オイルショックの影響で社会は経済的不況の頃、広島カープが赤ヘルブームで優勝し、長嶋茂雄さんが現役引退された年でもある。またベトナム戦争が終結した年でもある。強いアメリカが南アジアの共産ゲリラを負かすことができなかったことにアメリカ人は自信を失い、帰還兵がヒッピー化したりアメリカは厭世的な時代だったのかもしれない。このころのアメリカ西海岸の若者文化は映画「ビッグウェンズデー」に刻まれている。この映画は日本のサーファーたちにはミサイルを撃ち込まれたくらいのショックだった。しずかに着火していたサーフィンブームはこの映画がトドメを指した。そのシーンに出てくるサーフボードが「ベアサーフボード」だ。のちに藤澤譲ニとランディ・ラリック氏が実在ブランドとして蘇らせている。
2000年のミレニアムの前後、サーフィンはすでにブームを越えてカルチャーにの域に達しサーフィン産業も頂点に。世界的なロングボードブームが日本にもやってきた。当時そんな世界の動きをいち早くキャッチしてロングボードを店頭に並べたのはフリュードパワーが最初だった。また2014年秋に、茅ヶ崎市はハワイ・ホノルル市と姉妹都市の締結を結んだ。藤澤譲ニがこの案件でハワイとの重要な橋渡しをしたことはもう広く周知されている。
藤澤譲ニの朝は7〜8時にはじまり、犬の散歩をしたり海を見て家に戻る。
もうあまり店頭に出なくなったのは、30年近く前からそばに置くプロサーファー牧野拓滋氏を後継者としているからだ。

70年代に田舎町と揶揄された茅ヶ崎もいまでは湘南のど真ん中といっても過言ではない。茅ヶ崎駅南側の不動産的価値は湘南ゴールデンベルト地帯とされ、移住者には垂涎の的である。
「働くところは東京だから、海は7時から7時半ころになると空いてくる。若い人たちが茅ヶ崎に来て子供を育てる、それは素晴らしいことだと思うんだ」
事実、茅ヶ崎市では小学校が増えている。フリュードパワーでは1995年から子供サーフィンスクールをずっと継続してきた。
またここ数年は60歳以上でサーフィンをはじめてみたいというお客も増えている。「サーフィンは自然に望むスポーツ。けがをする、死ぬリスクさえあるから」と、店ではいざという時に備えてスクールの前に「問診票」を記入してもらっている。まさに老若男女が店に集まってくる。
「海は世界と繋がっている。海綿体みたいに癒して疲れを吸い取ってくれる。山が男で海が母親、僕はそう思っている。

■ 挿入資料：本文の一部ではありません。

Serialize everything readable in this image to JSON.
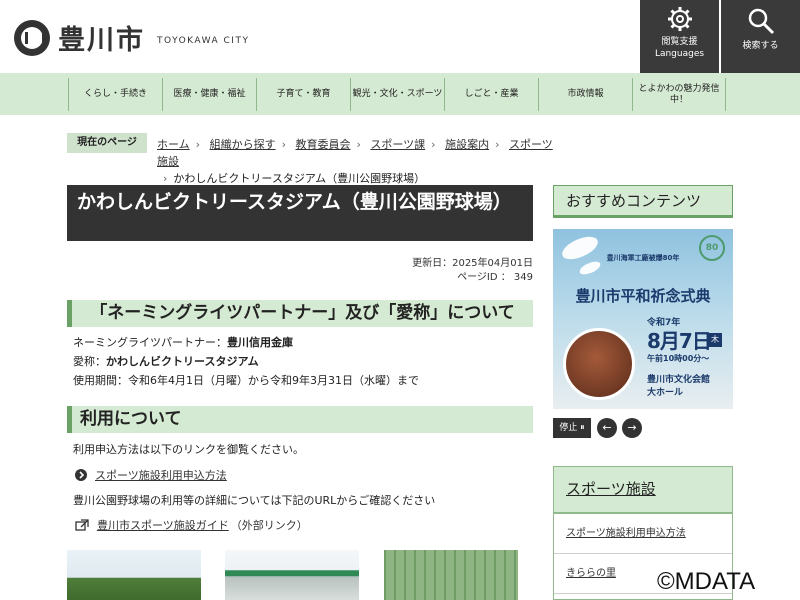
{
  "header": {
    "logo_jp": "豊川市",
    "logo_en": "TOYOKAWA CITY",
    "accessibility_label": "閲覧支援",
    "accessibility_sub": "Languages",
    "search_label": "検索する"
  },
  "nav": {
    "items": [
      {
        "label": "くらし・手続き"
      },
      {
        "label": "医療・健康・福祉"
      },
      {
        "label": "子育て・教育"
      },
      {
        "label": "観光・文化・スポーツ"
      },
      {
        "label": "しごと・産業"
      },
      {
        "label": "市政情報"
      },
      {
        "label": "とよかわの魅力発信中！"
      }
    ]
  },
  "breadcrumb": {
    "label": "現在のページ",
    "items": [
      "ホーム",
      "組織から探す",
      "教育委員会",
      "スポーツ課",
      "施設案内",
      "スポーツ施設"
    ],
    "current": "かわしんビクトリースタジアム（豊川公園野球場）"
  },
  "page": {
    "title": "かわしんビクトリースタジアム（豊川公園野球場）",
    "updated": "更新日：2025年04月01日",
    "page_id": "ページID ： 349"
  },
  "naming": {
    "heading": "「ネーミングライツパートナー」及び「愛称」について",
    "partner_label": "ネーミングライツパートナー：",
    "partner_value": "豊川信用金庫",
    "nickname_label": "愛称：",
    "nickname_value": "かわしんビクトリースタジアム",
    "period": "使用期間：令和6年4月1日（月曜）から令和9年3月31日（水曜）まで"
  },
  "usage": {
    "heading": "利用について",
    "intro": "利用申込方法は以下のリンクを御覧ください。",
    "link1": "スポーツ施設利用申込方法",
    "detail": "豊川公園野球場の利用等の詳細については下記のURLからご確認ください",
    "link2": "豊川市スポーツ施設ガイド",
    "link2_suffix": "（外部リンク）"
  },
  "sidebar": {
    "recommend_heading": "おすすめコンテンツ",
    "banner": {
      "head": "豊川海軍工廠被爆80年",
      "title": "豊川市平和祈念式典",
      "badge": "80",
      "date_era": "令和7年",
      "date_main": "8月7日",
      "date_day": "木",
      "time": "午前10時00分～",
      "venue1": "豊川市文化会館",
      "venue2": "大ホール"
    },
    "stop_label": "停止 ⏸",
    "prev_label": "←",
    "next_label": "→",
    "sports_heading": "スポーツ施設",
    "sports_links": [
      "スポーツ施設利用申込方法",
      "きららの里"
    ]
  },
  "copyright": "©MDATA"
}
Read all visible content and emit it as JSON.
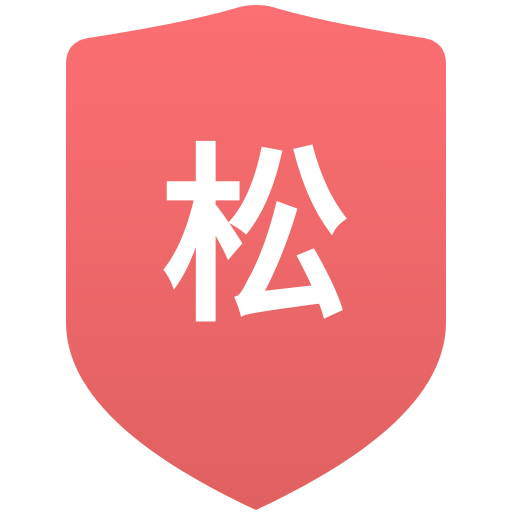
{
  "icon": {
    "name": "shield-icon",
    "glyph": "松",
    "colors": {
      "gradient_top": "#fc6f72",
      "gradient_bottom": "#e06062",
      "glyph": "#ffffff",
      "background": "#ffffff"
    }
  }
}
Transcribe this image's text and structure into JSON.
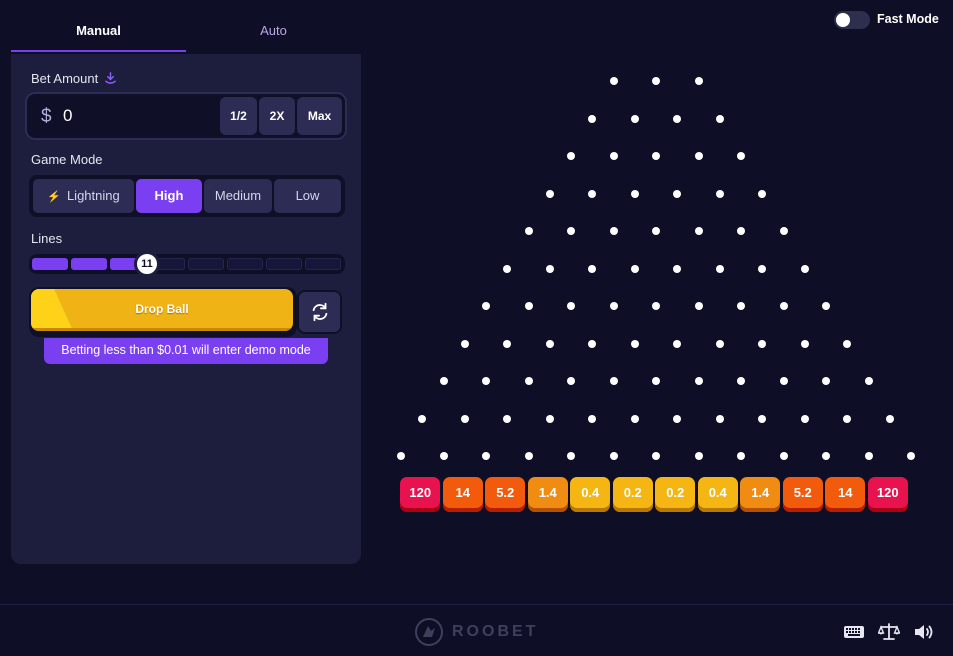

自然から学ぶことはいっぱいあるからサーフィンの扉を開けて入ってくる人たちに、和尚さんのように自分の経験や自分がサーフィンで得たことを伝えていきたい。」と話す75歳。
振り返れば半世紀、ずっと支えて続けてきた妻の加代子さんと茅ヶ崎で開いた扉のさきには、数えきれないほどのファンが手を振って迎えている。